Dinheiro para morar: 5 cidades que pagam até R$ 150 mil para atrair novos moradores
Enquanto você paga aluguel caro, estas cidades na Europa e Ásia oferecem prêmios em dinheiro, casas reformadas e até isenção de impostos para quem se muda. Veja os requisitos.

Em um mundo onde o custo de vida só aumenta, algumas cidades decidiram inverter a lógica e pagar para você morar nelas. Nesta semana, novos dados do projeto europeu de repovoamento rural mostram que pelo menos 12 países mantêm programas ativos de incentivo à migração para áreas de baixa densidade demográfica. A mais agressiva delas, a pequena Kobierzyce, na Polônia, voltou a oferecer o equivalente a R$ 150 mil por família que se comprometa a viver no local por pelo menos 5 anos.

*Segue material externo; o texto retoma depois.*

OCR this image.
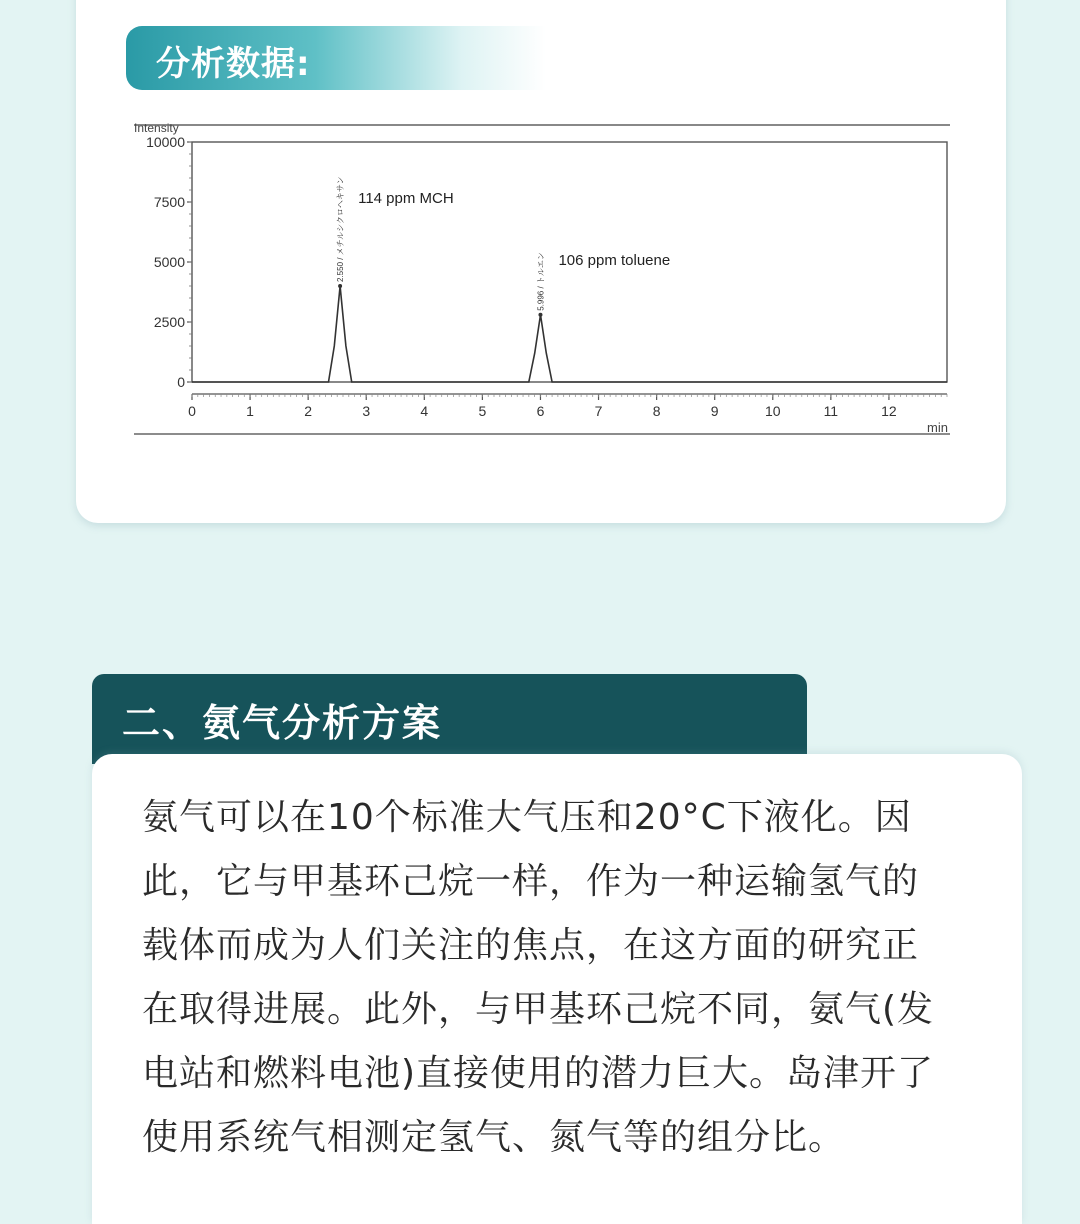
分析数据:
Intensity
min
0
2500
5000
7500
10000
0	1	2	3	4	5	6	7	8	9	10	11	12
2.550 / メチルシクロヘキサン 114 ppm MCH
5.996 / トルエン 106 ppm toluene
二、氨气分析方案

氨气可以在10个标准大气压和20°C下液化。因
此，它与甲基环己烷一样，作为一种运输氢气的
载体而成为人们关注的焦点，在这方面的研究正
在取得进展。此外，与甲基环己烷不同，氨气(发
电站和燃料电池)直接使用的潜力巨大。岛津开了
使用系统气相测定氢气、氮气等的组分比。
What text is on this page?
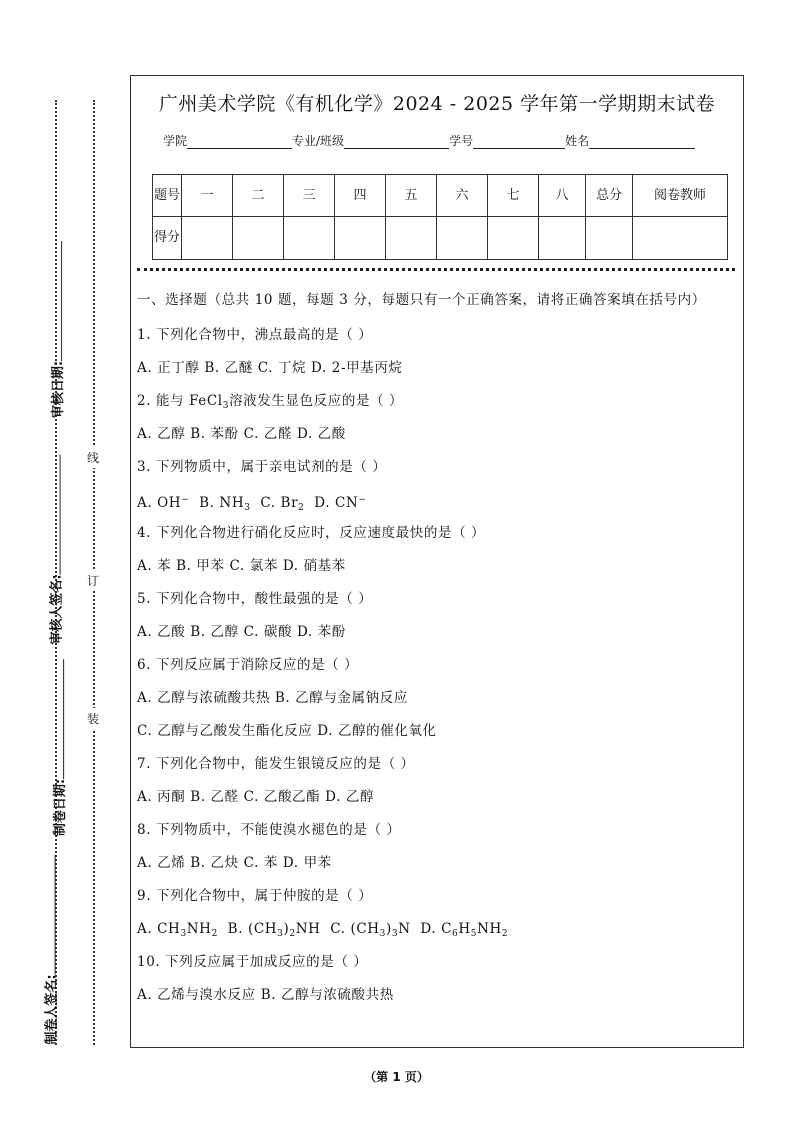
审核日期:
审核人签名:
制卷日期:
制卷人签名:
线
订
装
广州美术学院《有机化学》2024 - 2025 学年第一学期期末试卷
学院	专业/班级	学号	姓名
题号	一	二	三	四	五	六	七	八	总分	阅卷教师
得分										
一、选择题（总共 10 题，每题 3 分，每题只有一个正确答案，请将正确答案填在括号内）
1. 下列化合物中，沸点最高的是（ ）
A. 正丁醇 B. 乙醚 C. 丁烷 D. 2-甲基丙烷
2. 能与 FeCl$_3$溶液发生显色反应的是（ ）
A. 乙醇 B. 苯酚 C. 乙醛 D. 乙酸
3. 下列物质中，属于亲电试剂的是（ ）
A. OH−  B. $NH_3$  C. $Br_2$  D. CN−
4. 下列化合物进行硝化反应时，反应速度最快的是（ ）
A. 苯 B. 甲苯 C. 氯苯 D. 硝基苯
5. 下列化合物中，酸性最强的是（ ）
A. 乙酸 B. 乙醇 C. 碳酸 D. 苯酚
6. 下列反应属于消除反应的是（ ）
A. 乙醇与浓硫酸共热 B. 乙醇与金属钠反应
C. 乙醇与乙酸发生酯化反应 D. 乙醇的催化氧化
7. 下列化合物中，能发生银镜反应的是（ ）
A. 丙酮 B. 乙醛 C. 乙酸乙酯 D. 乙醇
8. 下列物质中，不能使溴水褪色的是（ ）
A. 乙烯 B. 乙炔 C. 苯 D. 甲苯
9. 下列化合物中，属于仲胺的是（ ）
A. $CH_3NH_2$  B. $(CH_3)_2NH$  C. $(CH_3)_3N$  D. $C_6H_5NH_2$
10. 下列反应属于加成反应的是（ ）
A. 乙烯与溴水反应 B. 乙醇与浓硫酸共热
（第 1 页）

O programa, que começou em 2024 como um teste, foi renovado neste mês de agosto após atrair mais de 800 famílias no primeiro semestre de 2026. Segundo a prefeitura local, o pagamento é feito em três parcelas, sendo a primeira de 50% na assinatura do contrato de residência. A exigência: comprovar renda estável e matricular os filhos em escolas locais — que, por sinal, estão superlotadas pela primeira vez em duas décadas.
Na Itália, a tendência ganhou força com o programa das "casas a 1 euro", mas agora evoluiu para algo mais ousado. Em Santo Stefano di Sessanio, na região de Abruzzo, a prefeitura anunciou nesta semana que vai pagar 30 mil euros (R$ 180 mil) para profissionais de tecnologia que se mudem para lá e trabalhem remotamente. A contrapartida é reformar uma das 12 casas históricas doadas pela diocese local. Até o fechamento desta matéria, 3 das 12 vagas já estavam preenchidas.
Na Ásia, a cidade de Chikusei, no Japão, que há anos sofre com o envelhecimento populacional, lançou em junho deste ano um subsídio de 100 mil ienes (R$ 3.500) por mês durante 3 anos para famílias com crianças pequenas. O programa, batizado de "Chikusei para os Jovens", já recebeu 2.300 inscrições, mas apenas 45 famílias foram selecionadas até agora. A seleção prioriza pais com idade inferior a 40 anos e que aceitem trabalhar em setores considerados essenciais, como saúde e educação.
Especialistas ouvidos pela reportagem alertam que os programas, embora atraentes, precisam ser avaliados com cuidado. Segundo a consultoria imobiliária internacional Knight Frank, o custo de vida em cidades que adotam esse tipo de incentivo costuma ser baixo, mas a infraestrutura de serviços, como saúde e transporte, é limitada. "Não é dinheiro fácil; é uma mudança de vida", afirma o analista João Pedro Martins, que acompanha o fenômeno desde 2023. Ele recomenda que os interessados analisem o mercado de trabalho local e a qualidade das escolas antes de tomar uma decisão.
Para o brasileiro interessado, é importante lembrar que a burocracia para obter visto de residência na Europa pode levar de 6 a 18 meses, dependendo do país. A boa notícia é que, neste trimestre, o Brasil firmou novos acordos de cooperação com Portugal e Espanha para agilizar a concessão de vistos para trabalhadores remotos. A expectativa é que os processos caiam para até 4 meses a partir de 2027.
Se você está disposto a trocar a agitação da cidade por um estilo de vida mais tranquilo — e ainda receber por isso —, as oportunidades são reais. Mas antes de comprar as passagens, faça as contas: compare o valor do incentivo com o custo de vida local, pesquise sobre o mercado de trabalho e, principalmente, visite a cidade por pelo menos uma semana. Como diz o ditado polonês: "dinheiro não mora em lugar nenhum, mas pode te dar uma casa".